Every one of the tests which I ran seems to indicate that Rob Neyer’s hypothesis is correct: attendance at ball games is highly correlated with the winning percentage of the home team. This is certainly true baseball-wide and is also true for almost every team individually. The exceptions by and large are the expansion teams of the 1990s and the Baltimore Orioles. Furthermore, in almost every permutation of the data, it seems that the fans of Cleveland, Atlanta, and Seattle are especially prone to support their teams more the better they do. We do note, however, that all three of these teams got new stadiums while the teams were doing especially well – and in the case of the Braves and the Indians, this was also at a time when baseball was seeing a drop in attendance nationwide – which likely skews the data somewhat.
I think it would be very interesting to look at attendance in smaller units than seasons.

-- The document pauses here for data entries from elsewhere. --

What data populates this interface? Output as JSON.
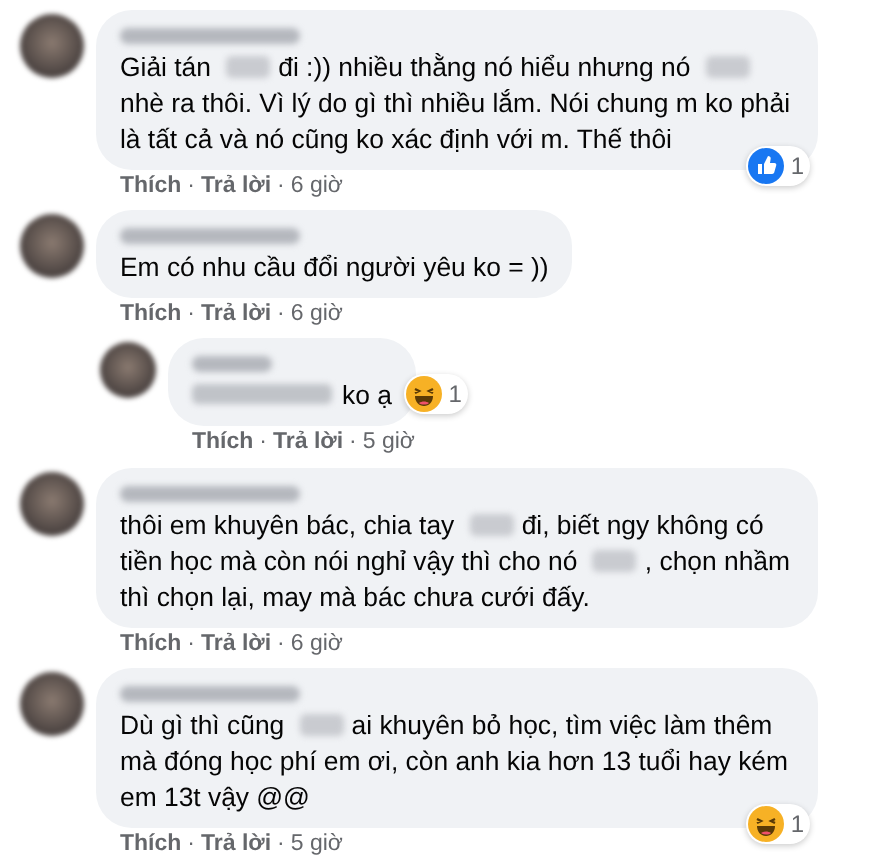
{
  "comments": [
    {
      "body": [
        {
          "kind": "text",
          "text": "Giải tán"
        },
        {
          "kind": "redacted"
        },
        {
          "kind": "text",
          "text": "đi :)) nhiều thằng nó hiểu nhưng nó"
        },
        {
          "kind": "redacted"
        },
        {
          "kind": "text",
          "text": "nhè ra thôi. Vì lý do gì thì nhiều lắm. Nói chung m ko phải là tất cả và nó cũng ko xác định với m. Thế thôi"
        }
      ],
      "reaction": {
        "kind": "like",
        "count": "1"
      },
      "actions": [
        {
          "kind": "link",
          "text": "Thích"
        },
        {
          "kind": "sep",
          "text": "·"
        },
        {
          "kind": "link",
          "text": "Trả lời"
        },
        {
          "kind": "sep",
          "text": "·"
        },
        {
          "kind": "time",
          "text": "6 giờ"
        }
      ]
    },
    {
      "body": [
        {
          "kind": "text",
          "text": "Em có nhu cầu đổi người yêu ko = ))"
        }
      ],
      "actions": [
        {
          "kind": "link",
          "text": "Thích"
        },
        {
          "kind": "sep",
          "text": "·"
        },
        {
          "kind": "link",
          "text": "Trả lời"
        },
        {
          "kind": "sep",
          "text": "·"
        },
        {
          "kind": "time",
          "text": "6 giờ"
        }
      ],
      "children": [
        {
          "body": [
            {
              "kind": "mention"
            },
            {
              "kind": "text",
              "text": "ko ạ"
            }
          ],
          "reaction": {
            "kind": "haha",
            "count": "1"
          },
          "actions": [
            {
              "kind": "link",
              "text": "Thích"
            },
            {
              "kind": "sep",
              "text": "·"
            },
            {
              "kind": "link",
              "text": "Trả lời"
            },
            {
              "kind": "sep",
              "text": "·"
            },
            {
              "kind": "time",
              "text": "5 giờ"
            }
          ]
        }
      ]
    },
    {
      "body": [
        {
          "kind": "text",
          "text": "thôi em khuyên bác, chia tay"
        },
        {
          "kind": "redacted"
        },
        {
          "kind": "text",
          "text": "đi, biết ngy không có tiền học mà còn nói nghỉ vậy thì cho nó"
        },
        {
          "kind": "redacted"
        },
        {
          "kind": "text",
          "text": ", chọn nhầm thì chọn lại, may mà bác chưa cưới đấy."
        }
      ],
      "actions": [
        {
          "kind": "link",
          "text": "Thích"
        },
        {
          "kind": "sep",
          "text": "·"
        },
        {
          "kind": "link",
          "text": "Trả lời"
        },
        {
          "kind": "sep",
          "text": "·"
        },
        {
          "kind": "time",
          "text": "6 giờ"
        }
      ]
    },
    {
      "body": [
        {
          "kind": "text",
          "text": "Dù gì thì cũng"
        },
        {
          "kind": "redacted"
        },
        {
          "kind": "text",
          "text": "ai khuyên bỏ học, tìm việc làm thêm mà đóng học phí em ơi, còn anh kia hơn 13 tuổi hay kém em 13t vậy @@"
        }
      ],
      "reaction": {
        "kind": "haha",
        "count": "1"
      },
      "actions": [
        {
          "kind": "link",
          "text": "Thích"
        },
        {
          "kind": "sep",
          "text": "·"
        },
        {
          "kind": "link",
          "text": "Trả lời"
        },
        {
          "kind": "sep",
          "text": "·"
        },
        {
          "kind": "time",
          "text": "5 giờ"
        }
      ]
    }
  ]
}
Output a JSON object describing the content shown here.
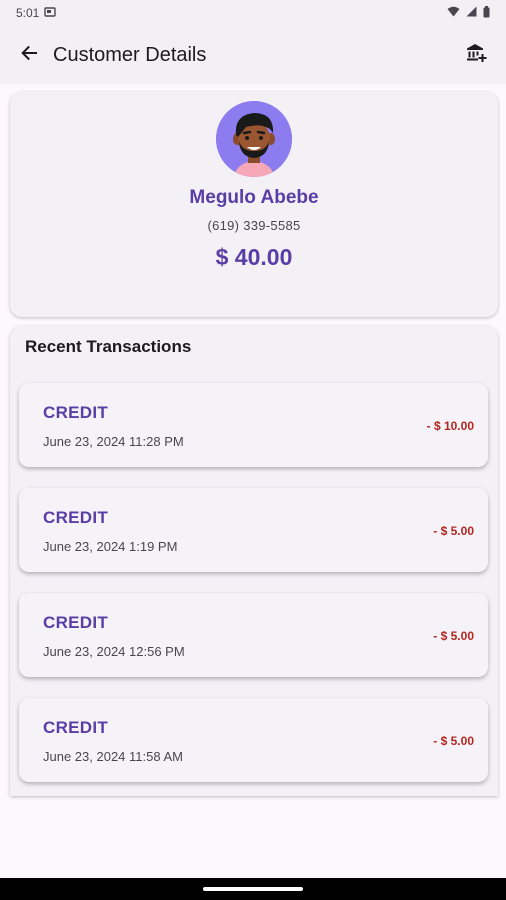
{
  "status_bar": {
    "time": "5:01",
    "icons": [
      "screenshot-icon",
      "wifi-icon",
      "signal-icon",
      "battery-icon"
    ]
  },
  "app_bar": {
    "title": "Customer Details",
    "back_icon": "arrow-back-icon",
    "action_icon": "bank-icon"
  },
  "customer": {
    "name": "Megulo Abebe",
    "phone": "(619) 339-5585",
    "balance": "$ 40.00"
  },
  "transactions": {
    "heading": "Recent Transactions",
    "items": [
      {
        "type": "CREDIT",
        "date": "June 23, 2024 11:28 PM",
        "amount": "- $ 10.00"
      },
      {
        "type": "CREDIT",
        "date": "June 23, 2024 1:19 PM",
        "amount": "- $ 5.00"
      },
      {
        "type": "CREDIT",
        "date": "June 23, 2024 12:56 PM",
        "amount": "- $ 5.00"
      },
      {
        "type": "CREDIT",
        "date": "June 23, 2024 11:58 AM",
        "amount": "- $ 5.00"
      }
    ]
  },
  "colors": {
    "accent": "#5a3ea5",
    "amount": "#b3261e",
    "avatar_bg": "#8c7cf0"
  }
}
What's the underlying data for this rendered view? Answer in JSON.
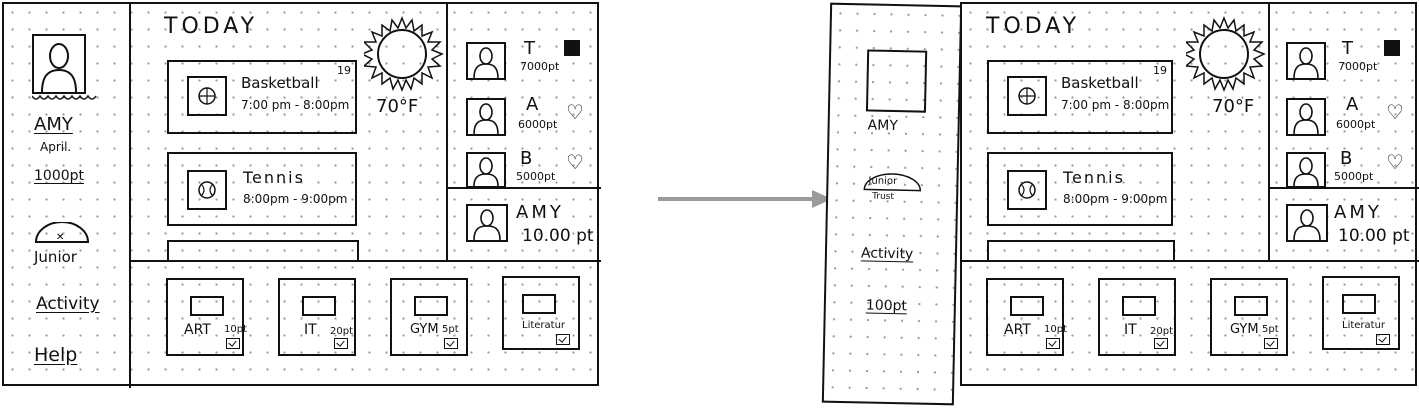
{
  "user": {
    "name": "AMY",
    "month": "April.",
    "points": "1000pt",
    "rank_label": "Junior",
    "sub_name": "AMY",
    "sub_rank_line1": "Junior",
    "sub_rank_line2": "Trust",
    "sub_activity": "Activity",
    "sub_points": "100pt"
  },
  "nav": {
    "activity": "Activity",
    "help": "Help"
  },
  "today": {
    "title": "TODAY",
    "temperature": "70°F",
    "events": [
      {
        "name": "Basketball",
        "date": "19",
        "time": "7:00 pm - 8:00pm"
      },
      {
        "name": "Tennis",
        "time": "8:00pm - 9:00pm"
      }
    ]
  },
  "leaderboard": [
    {
      "initial": "T",
      "points": "7000pt",
      "marker": "filled-square"
    },
    {
      "initial": "A",
      "points": "6000pt",
      "marker": "heart"
    },
    {
      "initial": "B",
      "points": "5000pt",
      "marker": "heart"
    }
  ],
  "self_entry": {
    "name": "AMY",
    "points": "10.00 pt"
  },
  "categories": [
    {
      "name": "ART",
      "points": "10pt"
    },
    {
      "name": "IT",
      "points": "20pt"
    },
    {
      "name": "GYM",
      "points": "5pt"
    },
    {
      "name": "Literatur",
      "points": ""
    }
  ]
}
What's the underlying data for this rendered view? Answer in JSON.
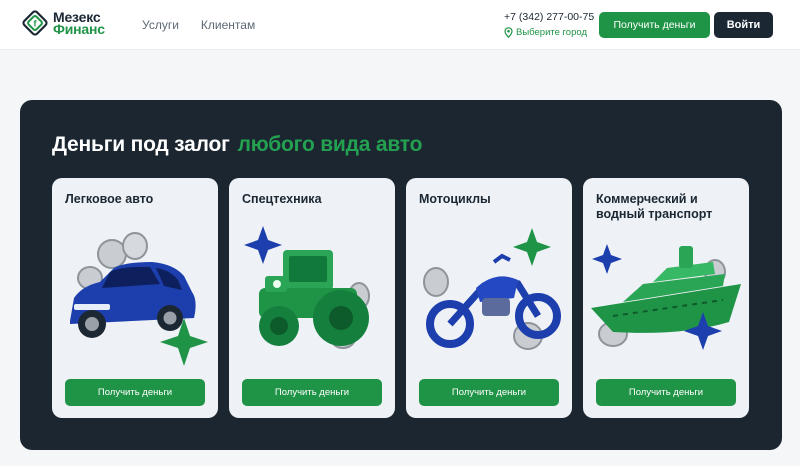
{
  "header": {
    "logo": {
      "line1": "Мезекс",
      "line2": "Финанс"
    },
    "nav": [
      {
        "label": "Услуги"
      },
      {
        "label": "Клиентам"
      }
    ],
    "phone": "+7 (342) 277-00-75",
    "city_label": "Выберите город",
    "get_money_label": "Получить деньги",
    "login_label": "Войти"
  },
  "promo": {
    "headline_white": "Деньги под залог",
    "headline_green": "любого вида авто",
    "cards": [
      {
        "title": "Легковое авто",
        "button": "Получить деньги",
        "icon": "car"
      },
      {
        "title": "Спецтехника",
        "button": "Получить деньги",
        "icon": "tractor"
      },
      {
        "title": "Мотоциклы",
        "button": "Получить деньги",
        "icon": "motorcycle"
      },
      {
        "title": "Коммерческий и водный транспорт",
        "button": "Получить деньги",
        "icon": "ship"
      }
    ]
  },
  "colors": {
    "brand_green": "#1f9447",
    "dark": "#1b2631",
    "headline_green": "#23a151"
  }
}
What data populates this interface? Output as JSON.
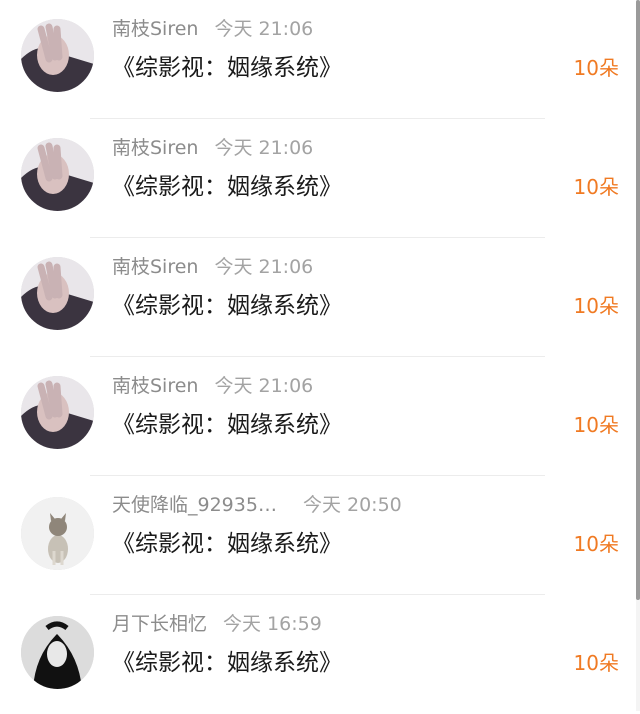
{
  "records": [
    {
      "name": "南枝Siren",
      "time": "今天 21:06",
      "book": "《综影视：姻缘系统》",
      "amount": "10朵",
      "avatar": "hand-avatar"
    },
    {
      "name": "南枝Siren",
      "time": "今天 21:06",
      "book": "《综影视：姻缘系统》",
      "amount": "10朵",
      "avatar": "hand-avatar"
    },
    {
      "name": "南枝Siren",
      "time": "今天 21:06",
      "book": "《综影视：姻缘系统》",
      "amount": "10朵",
      "avatar": "hand-avatar"
    },
    {
      "name": "南枝Siren",
      "time": "今天 21:06",
      "book": "《综影视：姻缘系统》",
      "amount": "10朵",
      "avatar": "hand-avatar"
    },
    {
      "name": "天使降临_92935…",
      "time": "今天 20:50",
      "book": "《综影视：姻缘系统》",
      "amount": "10朵",
      "avatar": "cat-avatar"
    },
    {
      "name": "月下长相忆",
      "time": "今天 16:59",
      "book": "《综影视：姻缘系统》",
      "amount": "10朵",
      "avatar": "girl-avatar"
    }
  ],
  "colors": {
    "accent": "#f07a23",
    "name": "#8c8c8c",
    "title": "#1a1a1a"
  }
}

This could take away some of this effect by looking at when in (for example) the 1991 season the fans stopped punishing the Braves and Twins for previous subpar performance and rewarded them for being good.
However, to do this one would have to control for factors such as weekend games (which generally have higher attendance) or superstar players coming through town (which certainly boosts attendance), or the like, factors which one can ignore over the course of a season but which could significantly affect the data when looking at units of individual games or weeks or even months.
Another thing that I would like to do is to try to adjust for ballpark size. The only way I could think of to do this would be to use “percentage of seats filled” as my attendance variable, but this seems to pose more problems than it solves. I certainly like the idea of “rewarding” the Cubs and Red Sox and other teams which could sell more seats if they had the capacity, but I’m not sure if it makes sense to “punish” cities for having large stadia in this way. For example, if Stadium One holds 50,000 people and Stadium Two holds 60,000, I do not think that it makes sense to treat the fact that they both draw 30,000 fans differently. It also seems like a bit of opening Pandora’s box as we really don’t know how many fans the Red Sox would average if they had an infinitely big stadium. It could be that their attendance would stay the same or it could be that it would quadruple – we have no real way of knowing.
DARREN GLASS experienced the phenomenon of fair-weather fans firsthand when he was one of the dozen people to go to Atlanta Braves games in the mid-1980s. He is currently an assistant professor of mathematics at Columbia University.
All data came from www.baseball-reference.com.